A case study on the use of appropriate surrogates for antecedent moisture conditions (AMCs)
- Chaire de recherche du Canada en dynamique fluviale, Département de géographie, Université de Montréal, C.P. 6128, Succursale Centre-ville, Montréal (QC) H3C 3J7, Canada
Abstract. While a large number of non-linear hillslope and catchment rainfall-runoff responses have been attributed to the temporal variability in antecedent moisture conditions (AMCs), two problems emerge: (1) the difficulty of measuring AMCs, and (2) the absence of explicit guidelines for the choice of surrogates or proxies for AMCs. This paper aims at determining whether or not multiple surrogates for AMCs should be used in order not to bias our understanding of a system hydrological behaviour. We worked in a small forested catchment, the Hermine, where soil moisture has been measured at 121 different locations at four depths on 16 occasions. Without making any assumption on active processes, we used various linear and nonlinear regression models (i.e. linear, quadratic, cubic, exponential, logarithmic and logistic) to evaluate the point-scale temporal relations between actual soil moisture contents and selected meteorological-based surrogates for AMCs.
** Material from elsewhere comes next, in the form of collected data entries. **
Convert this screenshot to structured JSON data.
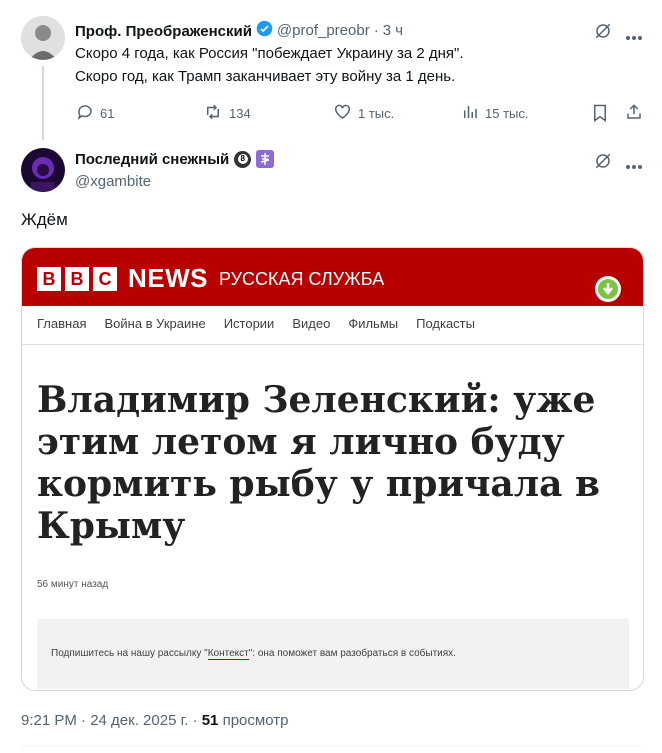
{
  "tweet1": {
    "author": "Проф. Преображенский",
    "handle": "@prof_preobr",
    "time": "3 ч",
    "text1": "Скоро 4 года, как Россия \"побеждает Украину за 2 дня\".",
    "text2": "Скоро год, как Трамп заканчивает эту войну за 1 день.",
    "replies": "61",
    "reposts": "134",
    "likes": "1 тыс.",
    "views": "15 тыс."
  },
  "tweet2": {
    "author": "Последний снежный",
    "handle": "@xgambite",
    "badge": "8",
    "text": "Ждём",
    "timestamp": "9:21 PM · 24 дек. 2025 г. · ",
    "view_count": "51",
    "view_label": " просмотр"
  },
  "embed": {
    "brand_letters": [
      "B",
      "B",
      "C"
    ],
    "news": "NEWS",
    "service": "РУССКАЯ СЛУЖБА",
    "nav": [
      "Главная",
      "Война в Украине",
      "Истории",
      "Видео",
      "Фильмы",
      "Подкасты"
    ],
    "headline": [
      "Владимир Зеленский: уже",
      "этим летом я лично буду",
      "кормить рыбу у причала в",
      "Крыму"
    ],
    "time_ago": "56 минут назад",
    "newsletter_a": "Подпишитесь на нашу рассылку \"",
    "newsletter_link": "Контекст",
    "newsletter_b": "\": она поможет вам разобраться в событиях."
  },
  "colors": {
    "bbc_red": "#b80000",
    "verified": "#1d9bf0",
    "download_green": "#7cc243"
  },
  "icons": [
    "verified-badge-icon",
    "grok-icon",
    "more-icon",
    "reply-icon",
    "repost-icon",
    "like-icon",
    "views-icon",
    "bookmark-icon",
    "share-icon",
    "download-icon",
    "cross-icon"
  ]
}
We then mapped the nature of the "best fit" model to identify (1) spatial clusters of soil moisture monitoring sites whose hydrological behaviour was similar, and (2) potential topographic influences on these behaviours. Two conclusions stood out. Firstly, it was shown that the sole reference to AMCs indices traditionally used in catchment hydrology, namely antecedent rainfall amounts summed over periods of seven or ten days, would have led to an incomplete understanding of the Hermine catchment dynamics. Secondly, the relationships between point-scale soil moisture content and surrogates for AMCs were not spatially homogeneous, thus revealing a mosaic of linear and nonlinear catchment "active" and "contributing" sources whose locations were seldom controlled by surface terrain attributes or the topography of a soil-confining layer interface. These results represent a step forward for the Hermine catchment as they point towards depth-specific processes and spatially-variable triggering conditions that are not controlled by topography. Further investigations are, however, necessary in order to derive general guidelines for the choice of the best surrogates for AMCs in a catchment.